Matt Flannagan is on a crusade to prove that I’m an untrustworthy, incorrigible, incompetent, lying sack of shit, and that no one should like me. All he’s shown, however, is that he’s guilty of all the intellectual crimes of which he has accused me. (See here, here, here, and, most recently, here.) But it’s all very silly. I don’t enjoy playing these little “who misrepresented whom” games. If people would stop emailing Matt’s rants to me, asking me to respond to them, I wouldn’t even give this nonsense the time of day.

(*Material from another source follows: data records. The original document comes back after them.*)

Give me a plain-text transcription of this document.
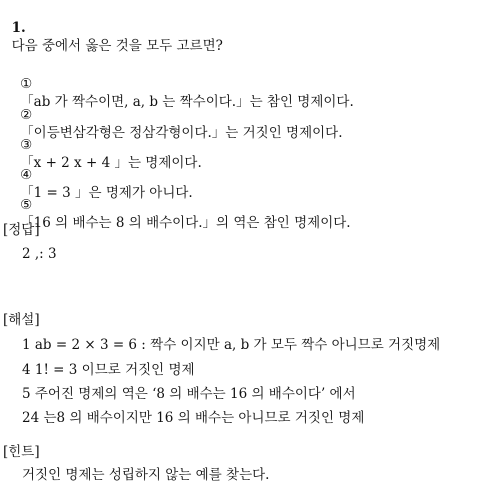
1.
다음 중에서 옳은 것을 모두 고르면?

①
「ab 가 짝수이면, a, b 는 짝수이다.」는 참인 명제이다.

②
「이등변삼각형은 정삼각형이다.」는 거짓인 명제이다.

③
「x + 2 x + 4 」는 명제이다.

④
「1 = 3 」은 명제가 아니다.

⑤
「16 의 배수는 8 의 배수이다.」의 역은 참인 명제이다.

[정답]
2 ,: 3
[해설]
1 ab = 2 × 3 = 6 : 짝수 이지만 a, b 가 모두 짝수 아니므로 거짓명제
4 1! = 3 이므로 거짓인 명제
5 주어진 명제의 역은 ‘8 의 배수는 16 의 배수이다’ 에서
24 는8 의 배수이지만 16 의 배수는 아니므로 거짓인 명제
[힌트]
거짓인 명제는 성립하지 않는 예를 찾는다.
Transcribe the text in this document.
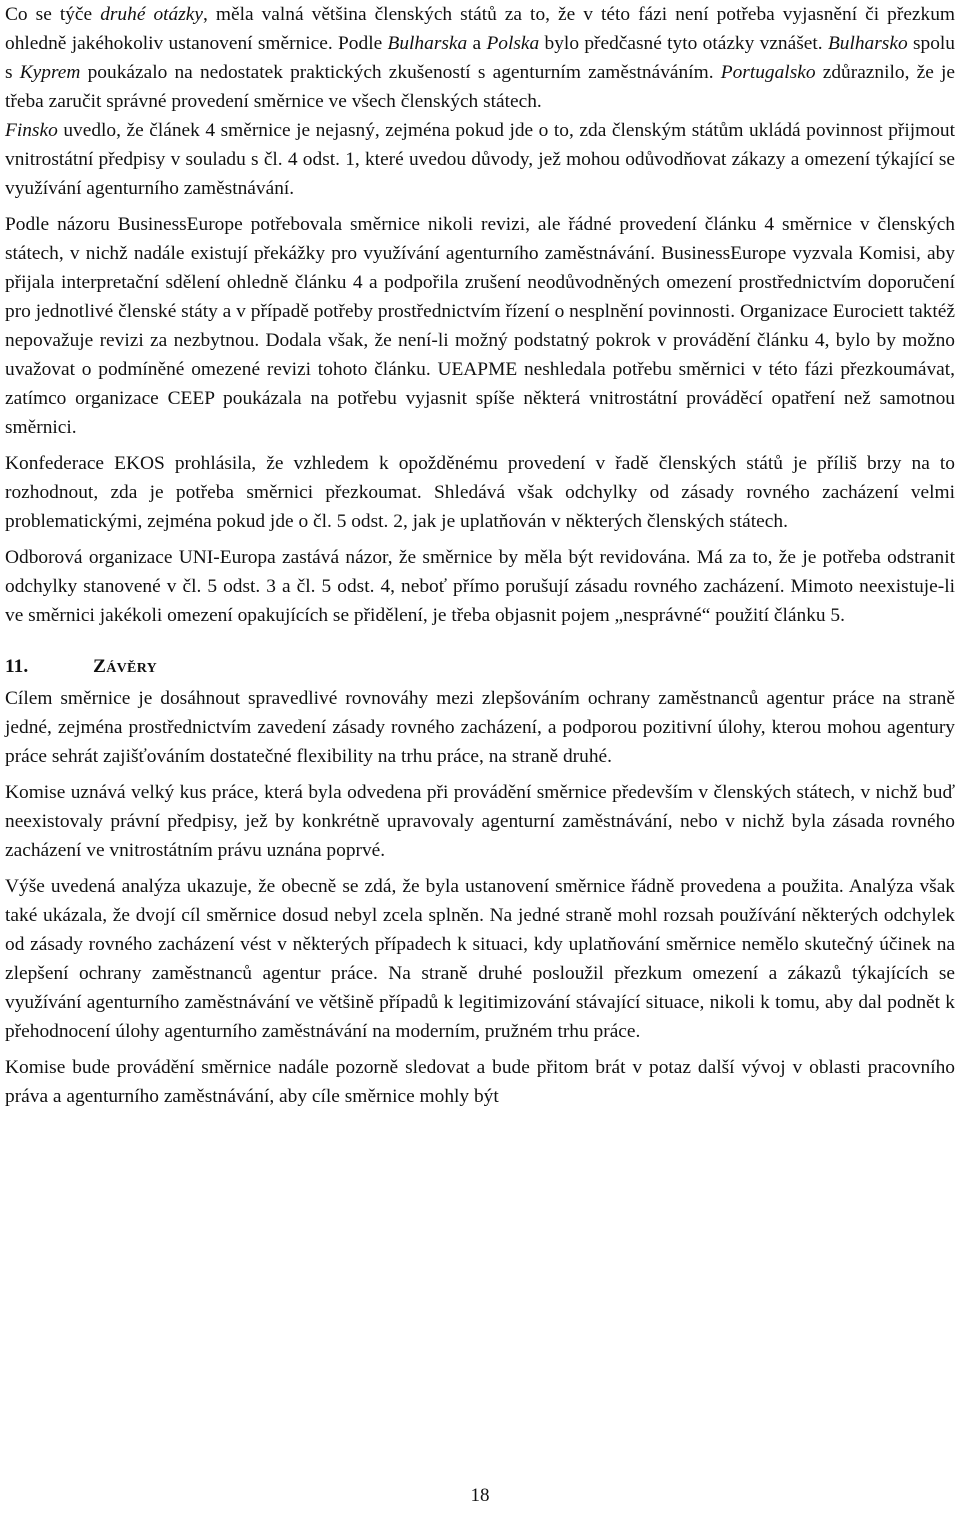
Co se týče druhé otázky, měla valná většina členských států za to, že v této fázi není potřeba vyjasnění či přezkum ohledně jakéhokoliv ustanovení směrnice. Podle Bulharska a Polska bylo předčasné tyto otázky vznášet. Bulharsko spolu s Kyprem poukázalo na nedostatek praktických zkušeností s agenturním zaměstnáváním. Portugalsko zdůraznilo, že je třeba zaručit správné provedení směrnice ve všech členských státech.
Finsko uvedlo, že článek 4 směrnice je nejasný, zejména pokud jde o to, zda členským státům ukládá povinnost přijmout vnitrostátní předpisy v souladu s čl. 4 odst. 1, které uvedou důvody, jež mohou odůvodňovat zákazy a omezení týkající se využívání agenturního zaměstnávání.

Podle názoru BusinessEurope potřebovala směrnice nikoli revizi, ale řádné provedení článku 4 směrnice v členských státech, v nichž nadále existují překážky pro využívání agenturního zaměstnávání. BusinessEurope vyzvala Komisi, aby přijala interpretační sdělení ohledně článku 4 a podpořila zrušení neodůvodněných omezení prostřednictvím doporučení pro jednotlivé členské státy a v případě potřeby prostřednictvím řízení o nesplnění povinnosti. Organizace Eurociett taktéž nepovažuje revizi za nezbytnou. Dodala však, že není-li možný podstatný pokrok v provádění článku 4, bylo by možno uvažovat o podmíněné omezené revizi tohoto článku. UEAPME neshledala potřebu směrnici v této fázi přezkoumávat, zatímco organizace CEEP poukázala na potřebu vyjasnit spíše některá vnitrostátní prováděcí opatření než samotnou směrnici.

Konfederace EKOS prohlásila, že vzhledem k opožděnému provedení v řadě členských států je příliš brzy na to rozhodnout, zda je potřeba směrnici přezkoumat. Shledává však odchylky od zásady rovného zacházení velmi problematickými, zejména pokud jde o čl. 5 odst. 2, jak je uplatňován v některých členských státech.

Odborová organizace UNI-Europa zastává názor, že směrnice by měla být revidována. Má za to, že je potřeba odstranit odchylky stanovené v čl. 5 odst. 3 a čl. 5 odst. 4, neboť přímo porušují zásadu rovného zacházení. Mimoto neexistuje-li ve směrnici jakékoli omezení opakujících se přidělení, je třeba objasnit pojem „nesprávné“ použití článku 5.

11.	Závěry

Cílem směrnice je dosáhnout spravedlivé rovnováhy mezi zlepšováním ochrany zaměstnanců agentur práce na straně jedné, zejména prostřednictvím zavedení zásady rovného zacházení, a podporou pozitivní úlohy, kterou mohou agentury práce sehrát zajišťováním dostatečné flexibility na trhu práce, na straně druhé.

Komise uznává velký kus práce, která byla odvedena při provádění směrnice především v členských státech, v nichž buď neexistovaly právní předpisy, jež by konkrétně upravovaly agenturní zaměstnávání, nebo v nichž byla zásada rovného zacházení ve vnitrostátním právu uznána poprvé.

Výše uvedená analýza ukazuje, že obecně se zdá, že byla ustanovení směrnice řádně provedena a použita. Analýza však také ukázala, že dvojí cíl směrnice dosud nebyl zcela splněn. Na jedné straně mohl rozsah používání některých odchylek od zásady rovného zacházení vést v některých případech k situaci, kdy uplatňování směrnice nemělo skutečný účinek na zlepšení ochrany zaměstnanců agentur práce. Na straně druhé posloužil přezkum omezení a zákazů týkajících se využívání agenturního zaměstnávání ve většině případů k legitimizování stávající situace, nikoli k tomu, aby dal podnět k přehodnocení úlohy agenturního zaměstnávání na moderním, pružném trhu práce.

Komise bude provádění směrnice nadále pozorně sledovat a bude přitom brát v potaz další vývoj v oblasti pracovního práva a agenturního zaměstnávání, aby cíle směrnice mohly být

18
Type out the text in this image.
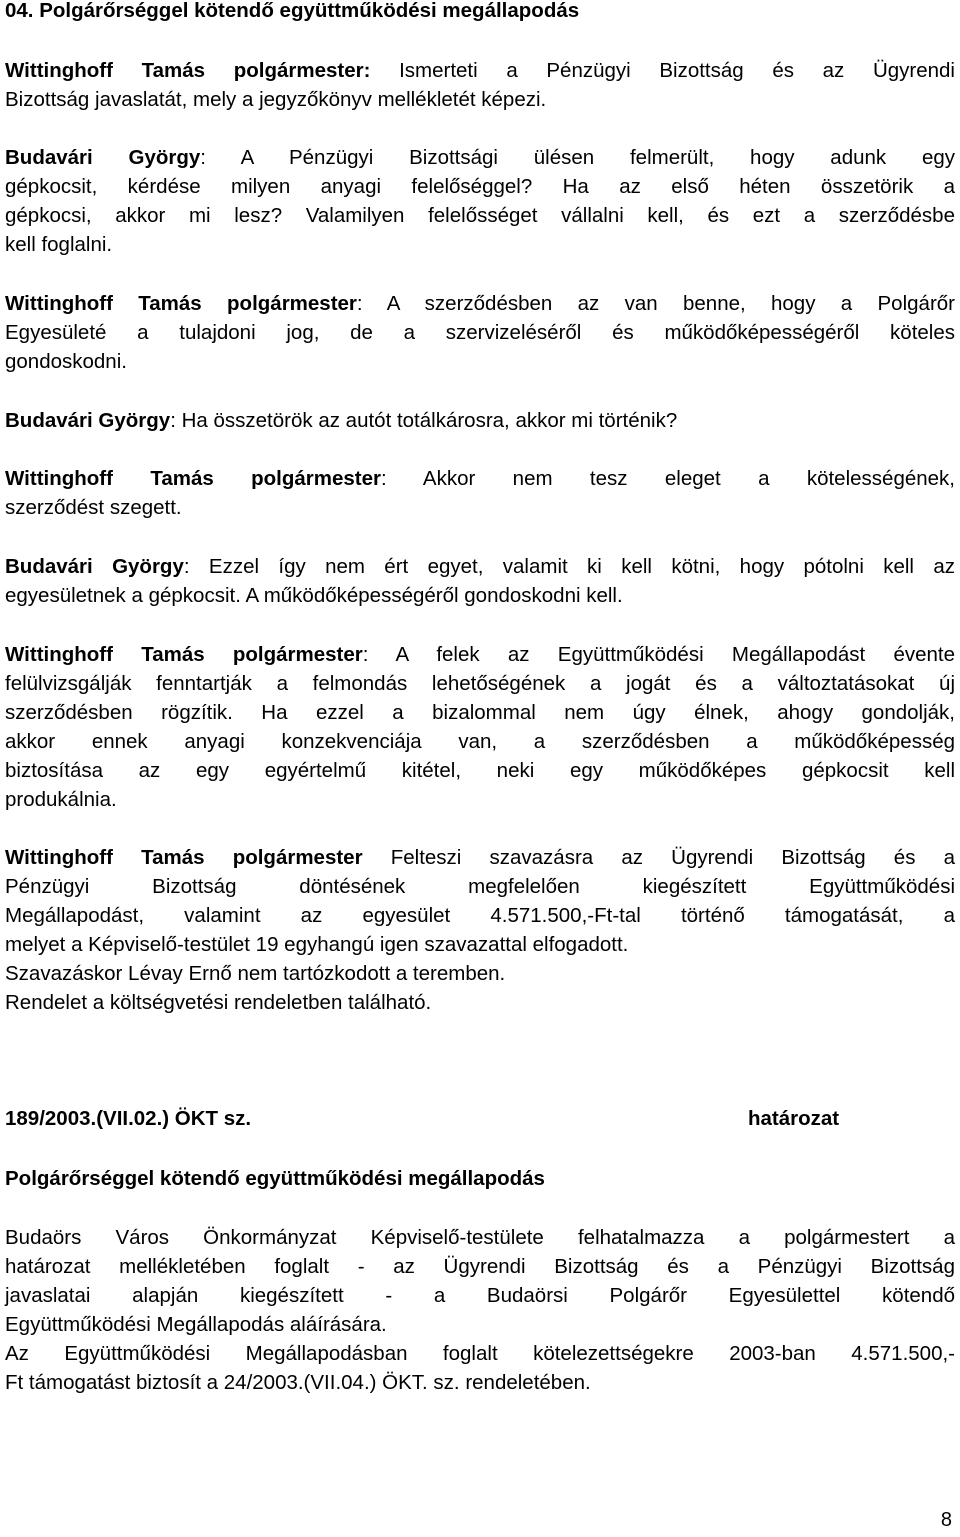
04. Polgárőrséggel kötendő együttműködési megállapodás
Wittinghoff Tamás polgármester: Ismerteti a Pénzügyi Bizottság és az Ügyrendi
Bizottság javaslatát, mely a jegyzőkönyv mellékletét képezi.
Budavári György: A Pénzügyi Bizottsági ülésen felmerült, hogy adunk egy
gépkocsit, kérdése milyen anyagi felelőséggel? Ha az első héten összetörik a
gépkocsi, akkor mi lesz? Valamilyen felelősséget vállalni kell, és ezt a szerződésbe
kell foglalni.
Wittinghoff Tamás polgármester: A szerződésben az van benne, hogy a Polgárőr
Egyesületé a tulajdoni jog, de a szervizeléséről és működőképességéről köteles
gondoskodni.
Budavári György: Ha összetörök az autót totálkárosra, akkor mi történik?
Wittinghoff Tamás polgármester: Akkor nem tesz eleget a kötelességének,
szerződést szegett.
Budavári György: Ezzel így nem ért egyet, valamit ki kell kötni, hogy pótolni kell az
egyesületnek a gépkocsit. A működőképességéről gondoskodni kell.
Wittinghoff Tamás polgármester: A felek az Együttműködési Megállapodást évente
felülvizsgálják fenntartják a felmondás lehetőségének a jogát és a változtatásokat új
szerződésben rögzítik. Ha ezzel a bizalommal nem úgy élnek, ahogy gondolják,
akkor ennek anyagi konzekvenciája van, a szerződésben a működőképesség
biztosítása az egy egyértelmű kitétel, neki egy működőképes gépkocsit kell
produkálnia.
Wittinghoff Tamás polgármester Felteszi szavazásra az Ügyrendi Bizottság és a
Pénzügyi Bizottság döntésének megfelelően kiegészített Együttműködési
Megállapodást, valamint az egyesület 4.571.500,-Ft-tal történő támogatását, a
melyet a Képviselő-testület 19 egyhangú igen szavazattal elfogadott.
Szavazáskor Lévay Ernő nem tartózkodott a teremben.
Rendelet a költségvetési rendeletben található.
189/2003.(VII.02.) ÖKT sz.	határozat
Polgárőrséggel kötendő együttműködési megállapodás
Budaörs Város Önkormányzat Képviselő-testülete felhatalmazza a polgármestert a
határozat mellékletében foglalt - az Ügyrendi Bizottság és a Pénzügyi Bizottság
javaslatai alapján kiegészített - a Budaörsi Polgárőr Egyesülettel kötendő
Együttműködési Megállapodás aláírására.
Az Együttműködési Megállapodásban foglalt kötelezettségekre 2003-ban 4.571.500,-
Ft támogatást biztosít a 24/2003.(VII.04.) ÖKT. sz. rendeletében.
8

A while back, Matt posted on Copan’s blog a revisionist narrative of his interactions with me. It was one-sided. It displayed Matt’s selective memory. It was quite juvenile. But he had some fair gripes, because in the past I have in fact been impolite to Matt. Of course, I apologized back then, and had had numerous very congenial interactions with Matt between my apology and his ad-hominem rant on Copan’s blog (none of which made an appearance in Matt’s “history of my interactions with Thom Stark”). But apparently Matt wasn’t willing to let it go. Fair enough. His prerogative. That affects Matt, not me. Anyway, so my response to Matt’s ad-hominem rant on Copan’s blog was another simple apology. I took full responsibility for everything; and I let it go.
I was being generous. The truth is, while I have in fact misunderstood a few of Matt’s arguments from time to time, I’ve always allowed him to correct me. On the other hand, Matt has misunderstood me, mischaracterized me, straw-manned me, more times than I can count, way back then, and to this day. I’ve not once seen an admission from him that he has been wrong (not that I’ve asked for one). Even when it’s as plain as the difference between day and night, Matt hasn’t fessed up. Instead, he looks for new angles to exploit to prove that I can’t be trusted. When they fail, he looks for new ones. And on and on, ad infinitum. Matt appears to me to be way too invested in this to have a useful, constructive discussion.
But that’s the most I’ll affirm. Matt is too invested. Is he being intentionally dishonest? I doubt it sincerely. Is he an idiot? Obviously not. Does he have malicious motives? I’m sure whatever motives he has are not malicious and are in his mind good ones. I’m sure Matt is a nice guy. He probably has a decent sense of humor somewhere in there. Matt is a Calvinist who is defending his faith. That’s his deal. That’s fine. Whatever. I’m not making judgments about his character, his motivations—anything like that.
But here’s the deal. Matt needs to take a step back, take a deep breath, and get some perspective. He needs to realize that the “Thom Stark” he is attacking is a mythological figure. Misunderstandings happen. Not every misrepresentation is evidence of chronic incompetence or nefarious motives. I’m not his enemy. I’m just a Stargate SG-1 fan. I’m not out to get Matt. I’m simply responding to his ill-fated attempts to “get me.” I honestly don’t know why Matt makes so many mistakes when he tries to critique me. Is it emotional turmoil that he feels when he thinks about me? Probably not. But I don’t know what the deal is, man. Whatever it is, it’s to me a sign that Matt is in some way too invested in this. Take a step back. Breathe. Get some perspective.
I’m not at war with Matt, or Paul Copan. Or anybody. If Matt wants to try to launch a missile at my ship, I’ll say, “Here comes another one. . . . There goes another one.” Matt should really stop attaching his dynamite to boomerangs. I’m not in this battle. It seems to me Matt is only at war with himself. (Which is a good thing, when it’s intentional.)
I say, chill, dude. It’s not a battle. I’m not even on the field. I’m busy with my own, brand new adventures in narcissism. As far as I’m concerned, you guys can have the market on ANE scholarship. It is a market after all; let’s be realistic. No matter how hard people like me try, in the end, the vast majority of people are going to believe whatever reinforces their cognitive biases. It’s a sad world as it is. Let’s not contribute to the sadness by being self-important assholes, pretending we’re making a difference. Here’s my invitation to Matt: Let’s put aside our differences and join hands in a war against self-important assholes. Our first mission will be to commit suicide. Our second mission will be to watch bad sitcoms together. Who will sit with me? Who will pass the potato chips?